Mehrere Abgeordnete kritisierten mit Bezug auf den Budgetdienst des Parlaments und im Interesse höherer Transparenz im Haushalt die zu geringe Zahl von Globalbudgets im Verkehrsbudget. Die Verkehrsministerin wies diese Kritik zurück. Der ÖBB-Rahmenplan sei zeitgleich mit dem Beschluss zur Genehmigung der Vorbelastungen frei gegeben worden und alle wirtschaftlichen Aspekte wie etwa die Beschäftigungseffekte der im Rahmenplan vorgesehenen Investitionen in der Wirkungsabschätzung des Vorbelastungsgesetzes detailliert dargestellt worden, erfuhr Abgeordneter Johannes Schmuckenschlager (V) auf seine diesbezügliche Frage. Abgeordneten Johann Singer (V) informierte Ministerin Bures darüber, dass alle "alten" Förderungen von Anschlussbahnen ausfinanziert seien und für die Zukunft keine Kürzungen geplant seien. Bei der Förderung von Privatbahnen, eine weitere Frage des Abgeordneten Singer, finanziere der Bund zu 50 % mit. Zu Verschiebungen von Mitteln könne es dort nur dann kommen, wenn Länder entscheiden, nicht zu investieren.

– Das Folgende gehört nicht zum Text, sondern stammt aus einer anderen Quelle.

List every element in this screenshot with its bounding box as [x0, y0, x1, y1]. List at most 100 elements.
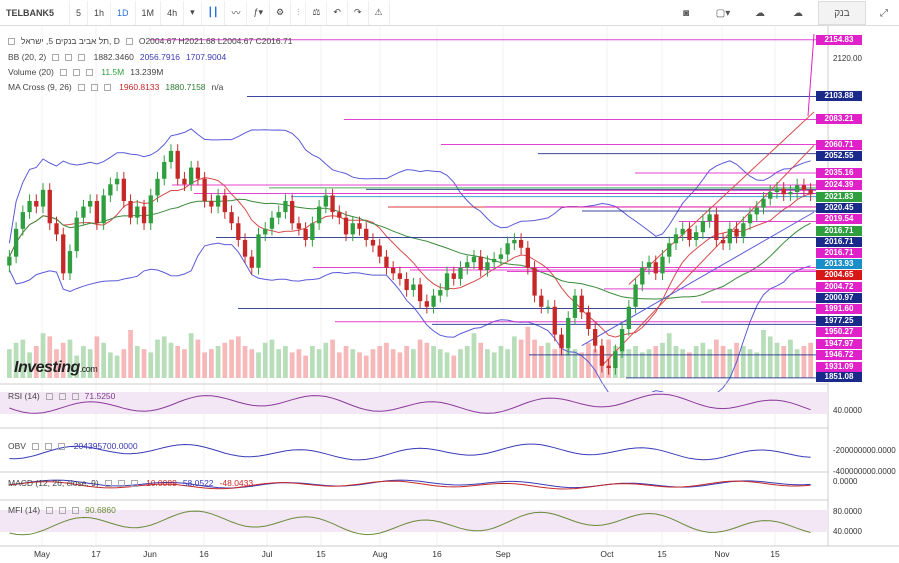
bb-gear-icon[interactable]	[65, 54, 73, 62]
candle-body	[438, 290, 443, 296]
mfi-gear-icon[interactable]	[59, 507, 67, 515]
interval-1d[interactable]: 1D	[111, 0, 136, 25]
volume-bar	[148, 352, 154, 378]
candles-icon[interactable]: ┃┃	[202, 0, 226, 25]
chart-area[interactable]	[0, 26, 899, 563]
candle-body	[276, 212, 281, 218]
symbol-field[interactable]: TELBANK5	[0, 0, 70, 25]
legend-ma: MA Cross (9, 26) 1960.8133 1880.7158 n/a	[8, 82, 229, 92]
legend-toggle-icon[interactable]	[8, 38, 15, 46]
price-tag: 2016.71	[816, 236, 862, 247]
volume-value: 11.5M	[101, 67, 125, 77]
candle-body	[343, 217, 349, 235]
mfi-eye-icon[interactable]	[46, 507, 54, 515]
volume-bar	[781, 346, 787, 378]
volume-bar	[215, 346, 221, 378]
bb-eye-icon[interactable]	[52, 54, 60, 62]
horizontal-levels	[150, 39, 816, 379]
volume-bar	[188, 333, 194, 378]
interval-1m[interactable]: 1M	[136, 0, 162, 25]
volume-bar	[262, 342, 268, 378]
volume-bar	[67, 339, 73, 378]
area-chart-icon[interactable]: 〰	[225, 0, 248, 25]
macd-eye-icon[interactable]	[104, 480, 112, 488]
obv-close-icon[interactable]	[57, 443, 65, 451]
interval-1h[interactable]: 1h	[88, 0, 112, 25]
volume-bar	[222, 342, 228, 378]
candle-body	[593, 329, 598, 346]
volume-bar	[283, 346, 288, 378]
mfi-value: 90.6860	[85, 505, 116, 515]
alert-icon[interactable]: ⚠	[369, 0, 390, 25]
price-tag: 2083.21	[816, 114, 862, 125]
volume-close-icon[interactable]	[85, 69, 93, 77]
compare-icon[interactable]: ⫶	[291, 0, 307, 25]
rsi-close-icon[interactable]	[71, 393, 79, 401]
rsi-eye-icon[interactable]	[45, 393, 53, 401]
mfi-axis-label-2: 40.0000	[833, 527, 862, 536]
fullscreen-icon[interactable]: ⤢	[880, 7, 888, 19]
obv-eye-icon[interactable]	[31, 443, 39, 451]
redo-icon[interactable]: ↷	[348, 0, 369, 25]
interval-4h[interactable]: 4h	[161, 0, 185, 25]
legend-settings-icon[interactable]	[125, 38, 133, 46]
scale-icon[interactable]: ⚖	[306, 0, 328, 25]
candle-body	[747, 214, 753, 224]
candle-body	[734, 228, 739, 237]
template-icon[interactable]: ▢▾	[715, 7, 731, 19]
candle-body	[20, 212, 25, 229]
volume-bar	[444, 352, 450, 378]
bb-close-icon[interactable]	[78, 54, 86, 62]
undo-icon[interactable]: ↶	[327, 0, 348, 25]
candle-body	[552, 306, 557, 335]
volume-bar	[700, 342, 706, 378]
candle-body	[559, 334, 564, 348]
candle-body	[290, 200, 295, 224]
candle-body	[768, 192, 773, 199]
macd-hist: 10.0089	[146, 478, 177, 488]
x-tick-label: 15	[770, 549, 780, 559]
price-tag: 1851.08	[816, 372, 862, 382]
volume-bar	[296, 349, 302, 378]
mfi-close-icon[interactable]	[72, 507, 80, 515]
volume-bar	[128, 330, 133, 378]
cloud-upload-icon[interactable]: ☁	[793, 7, 803, 19]
candle-body	[67, 251, 73, 274]
ma-close-icon[interactable]	[103, 84, 111, 92]
volume-bar	[242, 346, 248, 378]
volume-gear-icon[interactable]	[72, 69, 80, 77]
candle-body	[215, 195, 221, 207]
obv-gear-icon[interactable]	[44, 443, 52, 451]
volume-bar	[141, 349, 147, 378]
interval-5[interactable]: 5	[70, 0, 89, 25]
chevron-down-icon[interactable]: ▾	[184, 0, 202, 25]
camera-icon[interactable]: ◙	[682, 7, 690, 19]
candle-body	[263, 228, 268, 235]
price-tag: 1946.72	[816, 350, 862, 361]
rsi-gear-icon[interactable]	[58, 393, 66, 401]
macd-close-icon[interactable]	[130, 480, 138, 488]
volume-label: Volume (20)	[8, 67, 54, 77]
volume-eye-icon[interactable]	[59, 69, 67, 77]
candle-body	[619, 329, 625, 352]
macd-legend: MACD (12, 26, close, 9) 10.0089 58.0522 -4…	[8, 478, 259, 488]
settings-icon[interactable]: ⚙	[270, 0, 292, 25]
candle-body	[40, 189, 46, 207]
x-tick-label: Jul	[261, 549, 273, 559]
volume-bar	[134, 346, 140, 378]
ma-gear-icon[interactable]	[90, 84, 98, 92]
cloud-icon[interactable]: ☁	[755, 7, 765, 19]
ma-label: MA Cross (9, 26)	[8, 82, 72, 92]
price-tag: 2103.88	[816, 91, 862, 102]
candle-body	[7, 256, 12, 266]
price-tag: 2052.55	[816, 150, 862, 161]
candle-body	[27, 200, 32, 213]
volume-bar	[350, 349, 356, 378]
volume-bar	[639, 352, 645, 378]
indicator-icon[interactable]: ƒ▾	[247, 0, 270, 25]
volume-bar	[693, 346, 699, 378]
ma-eye-icon[interactable]	[77, 84, 85, 92]
volume-bar	[256, 352, 261, 378]
macd-gear-icon[interactable]	[117, 480, 125, 488]
bb-upper: 2056.7916	[139, 52, 181, 62]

Debatte über Prioritäten beim Bahnausbau 

Abgeordneter Georg Willi (G) kritisierte die Prioritäten beim Bahnausbau aus der Sicht des Nahverkehrs. Investitionen von 20 Mrd. € bis 2019 stünden nur bescheidene Wirkungsziele bei der Erhöhung der Personenkilometer gegenüber, weil nicht in den Ausbau des Nahverkehrs und der Regionalbahnen investiert werde, sondern in drei Megatunnels. Die Verkehrsministerin stellte dieser Argumentation den Erfolg beim Ausbau der West-Bahn gegenüber, der beachtliche Fortschritte bei der Verlagerung des Verkehrs von der Straße auf die Schiene gebracht habe. Die Menschen nehmen attraktive Verkehrsangebote an, sagte Bures und zeigte sich überzeugt, dass die ÖBB die Wirkungsziele bei den Personenkilometern auch in Zukunft übertreffen werde. Der Anteil der Schiene an der gesamten Verkehrsleistung sei in Österreich mittlerweile größer als in der
Schweiz, sagte Ministerin Bures nicht ohne Stolz. Überdies fügte die Ministerin hinzu, dass der Bahnausbau Arbeit schaffe und dem Ziel diene, die Umwelt zu schützen und den Wirtschaftsstandort zu stärken – das gelte insbesondere für ein Tourismusland wie Österreich.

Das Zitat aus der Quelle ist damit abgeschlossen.